Pour les participants, la matérialisation de ces projets apparaît comme une priorité pour améliorer la mobilité, faciliter les échanges commerciaux et renforcer les conditions de développement économique du territoire.
La question de la préparation des prochaines échéances électorales a également figuré parmi les sujets abordés au cours de cette rencontre, avec un appel à la mobilisation et à la responsabilité des différentes composantes de la société.
À l’issue des travaux, les participants ont salué la tenue de cette assemblée extraordinaire, estimant qu’elle a permis de faire remonter plusieurs préoccupations de la base et de dégager des orientations pour les prochaines étapes.
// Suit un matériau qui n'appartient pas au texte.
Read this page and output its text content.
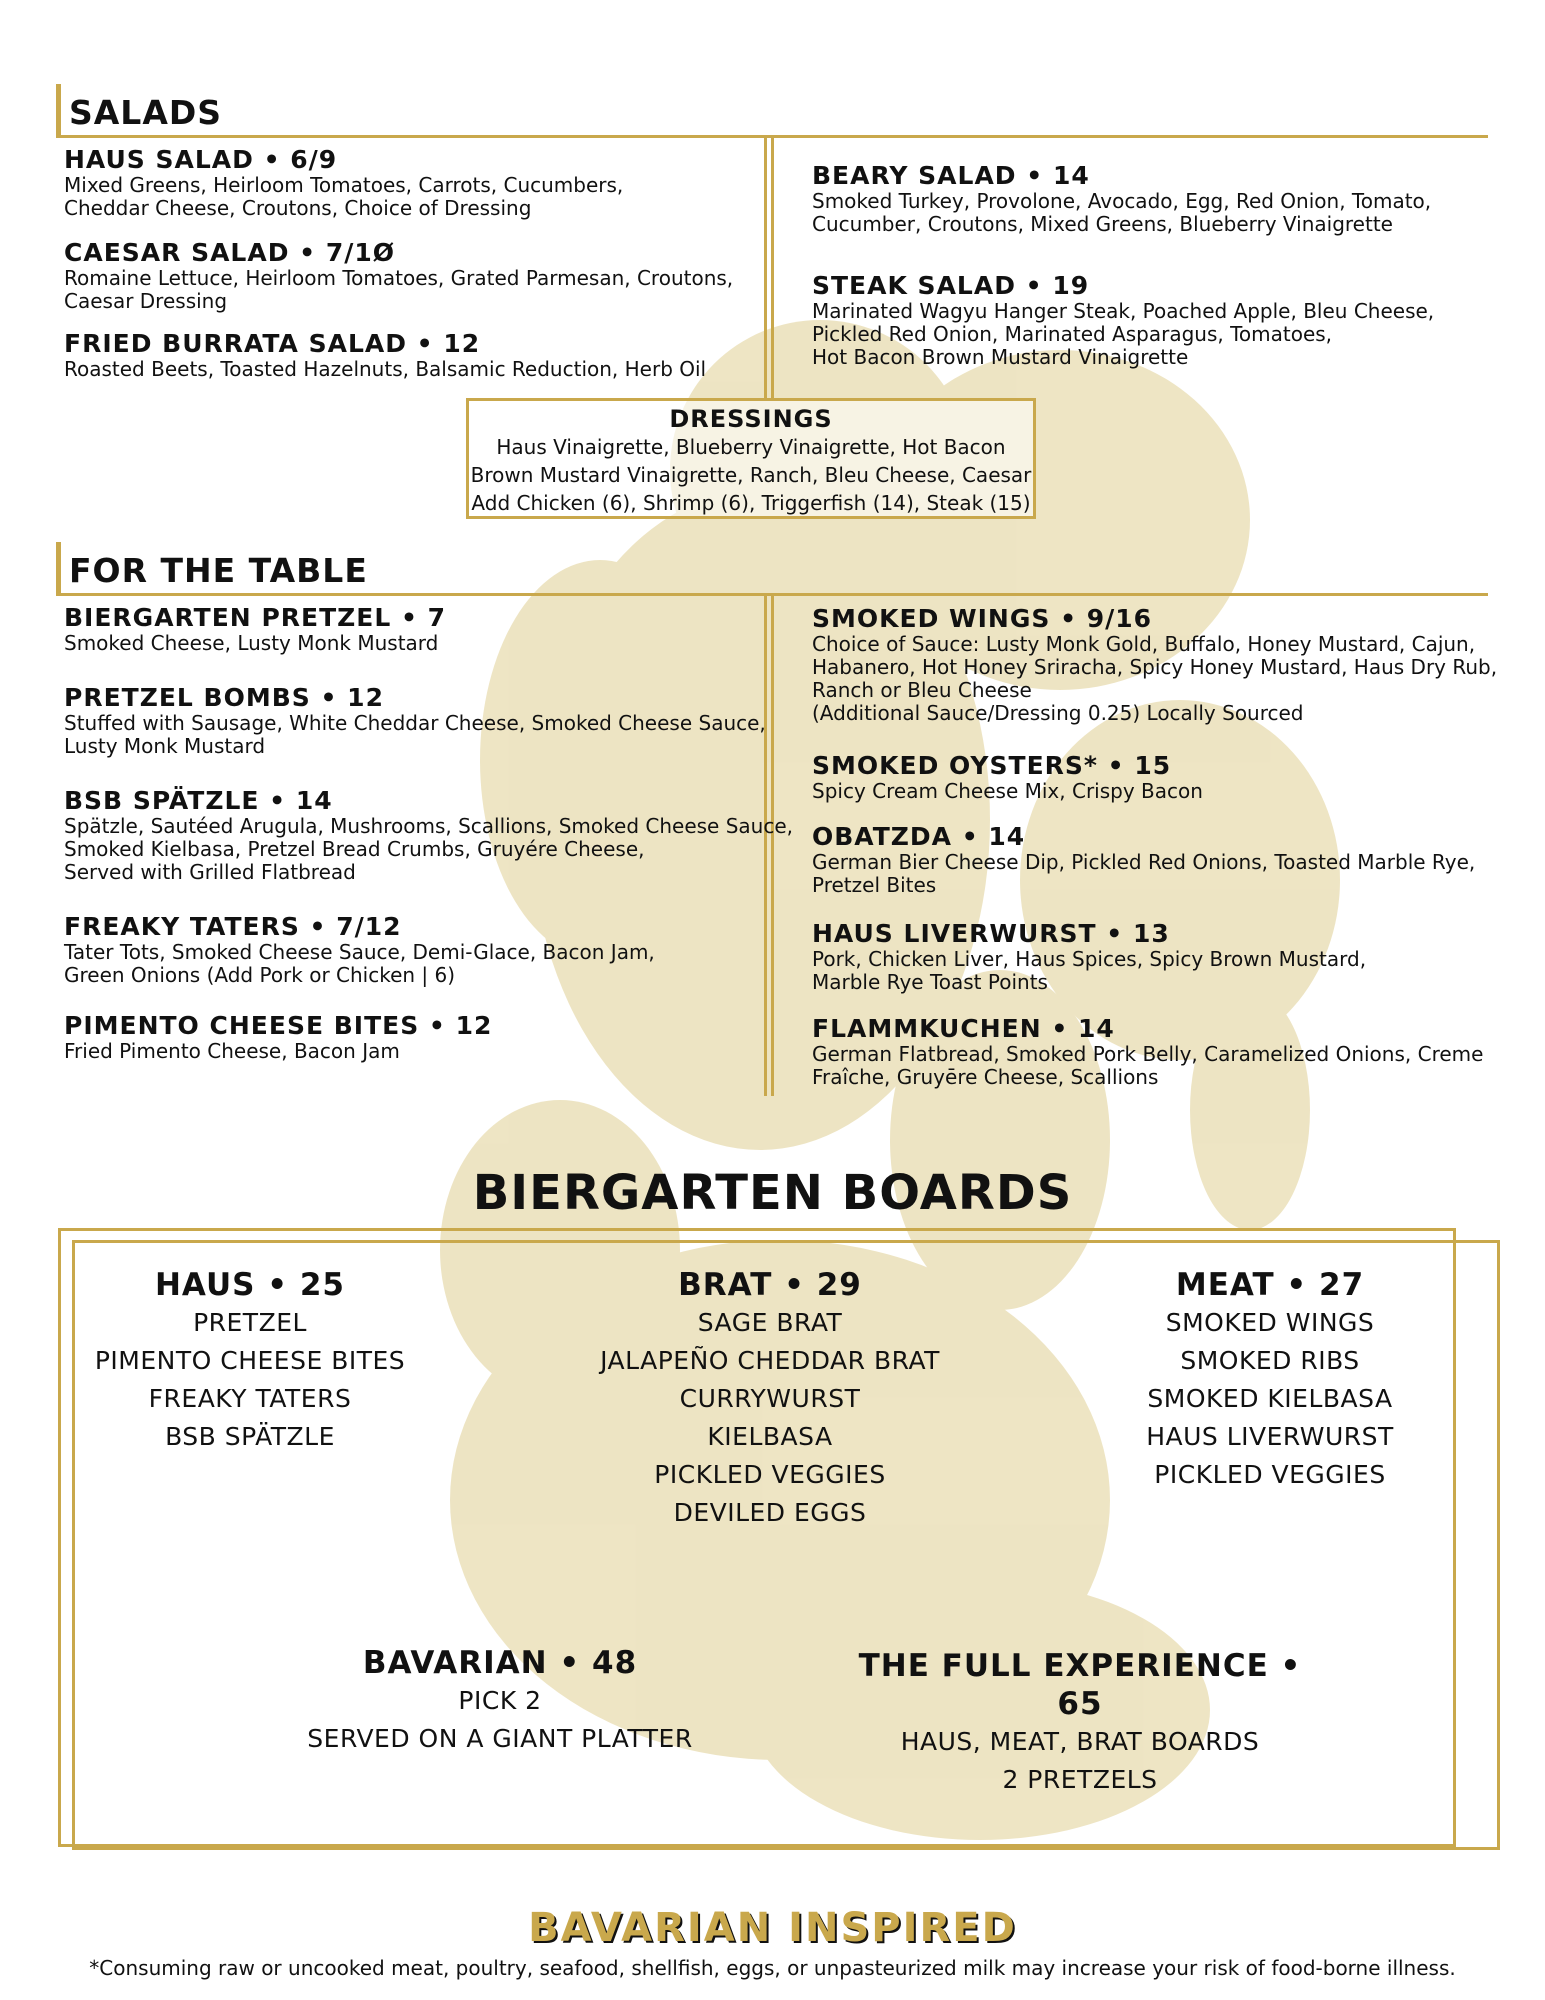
SALADS
HAUS SALAD • 6/9
Mixed Greens, Heirloom Tomatoes, Carrots, Cucumbers,
Cheddar Cheese, Croutons, Choice of Dressing
CAESAR SALAD • 7/1Ø
Romaine Lettuce, Heirloom Tomatoes, Grated Parmesan, Croutons,
Caesar Dressing
FRIED BURRATA SALAD • 12
Roasted Beets, Toasted Hazelnuts, Balsamic Reduction, Herb Oil
BEARY SALAD • 14
Smoked Turkey, Provolone, Avocado, Egg, Red Onion, Tomato,
Cucumber, Croutons, Mixed Greens, Blueberry Vinaigrette
STEAK SALAD • 19
Marinated Wagyu Hanger Steak, Poached Apple, Bleu Cheese,
Pickled Red Onion, Marinated Asparagus, Tomatoes,
Hot Bacon Brown Mustard Vinaigrette
DRESSINGS
Haus Vinaigrette, Blueberry Vinaigrette, Hot Bacon
Brown Mustard Vinaigrette, Ranch, Bleu Cheese, Caesar
Add Chicken (6), Shrimp (6), Triggerfish (14), Steak (15)
FOR THE TABLE
BIERGARTEN PRETZEL • 7
Smoked Cheese, Lusty Monk Mustard
PRETZEL BOMBS • 12
Stuffed with Sausage, White Cheddar Cheese, Smoked Cheese Sauce,
Lusty Monk Mustard
BSB SPÄTZLE • 14
Spätzle, Sautéed Arugula, Mushrooms, Scallions, Smoked Cheese Sauce,
Smoked Kielbasa, Pretzel Bread Crumbs, Gruyére Cheese,
Served with Grilled Flatbread
FREAKY TATERS • 7/12
Tater Tots, Smoked Cheese Sauce, Demi-Glace, Bacon Jam,
Green Onions (Add Pork or Chicken | 6)
PIMENTO CHEESE BITES • 12
Fried Pimento Cheese, Bacon Jam
SMOKED WINGS • 9/16
Choice of Sauce: Lusty Monk Gold, Buffalo, Honey Mustard, Cajun,
Habanero, Hot Honey Sriracha, Spicy Honey Mustard, Haus Dry Rub,
Ranch or Bleu Cheese
(Additional Sauce/Dressing 0.25) Locally Sourced
SMOKED OYSTERS* • 15
Spicy Cream Cheese Mix, Crispy Bacon
OBATZDA • 14
German Bier Cheese Dip, Pickled Red Onions, Toasted Marble Rye,
Pretzel Bites
HAUS LIVERWURST • 13
Pork, Chicken Liver, Haus Spices, Spicy Brown Mustard,
Marble Rye Toast Points
FLAMMKUCHEN • 14
German Flatbread, Smoked Pork Belly, Caramelized Onions, Creme
Fraîche, Gruyēre Cheese, Scallions
BIERGARTEN BOARDS
HAUS • 25
PRETZEL
PIMENTO CHEESE BITES
FREAKY TATERS
BSB SPÄTZLE
BRAT • 29
SAGE BRAT
JALAPEÑO CHEDDAR BRAT
CURRYWURST
KIELBASA
PICKLED VEGGIES
DEVILED EGGS
MEAT • 27
SMOKED WINGS
SMOKED RIBS
SMOKED KIELBASA
HAUS LIVERWURST
PICKLED VEGGIES
BAVARIAN • 48
PICK 2
SERVED ON A GIANT PLATTER
THE FULL EXPERIENCE • 65
HAUS, MEAT, BRAT BOARDS
2 PRETZELS
BAVARIAN INSPIRED
*Consuming raw or uncooked meat, poultry, seafood, shellfish, eggs, or unpasteurized milk may increase your risk of food-borne illness.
« Nous félicitons le président et toute son équipe d’avoir convoqué cette assemblée générale extraordinaire. Cette rencontre nous a également permis de palper du doigt certaines réalités au sein des différentes structures juvéniles. Nous pensons qu’à l’étape suivante, les choses vont bien se dérouler, dans l’intérêt général de la population aruvaise », a témoigné un participant.
Avec cet ultimatum de 72 heures, la Société civile Force vive du territoire d’Aru entend désormais placer les autorités compétentes devant leurs responsabilités. Elle attend, dans ce délai, des mesures effectives et vérifiables pour faire lever les barrières qu’elle qualifie d’illégales et rétablir une circulation normale sur les axes concernés.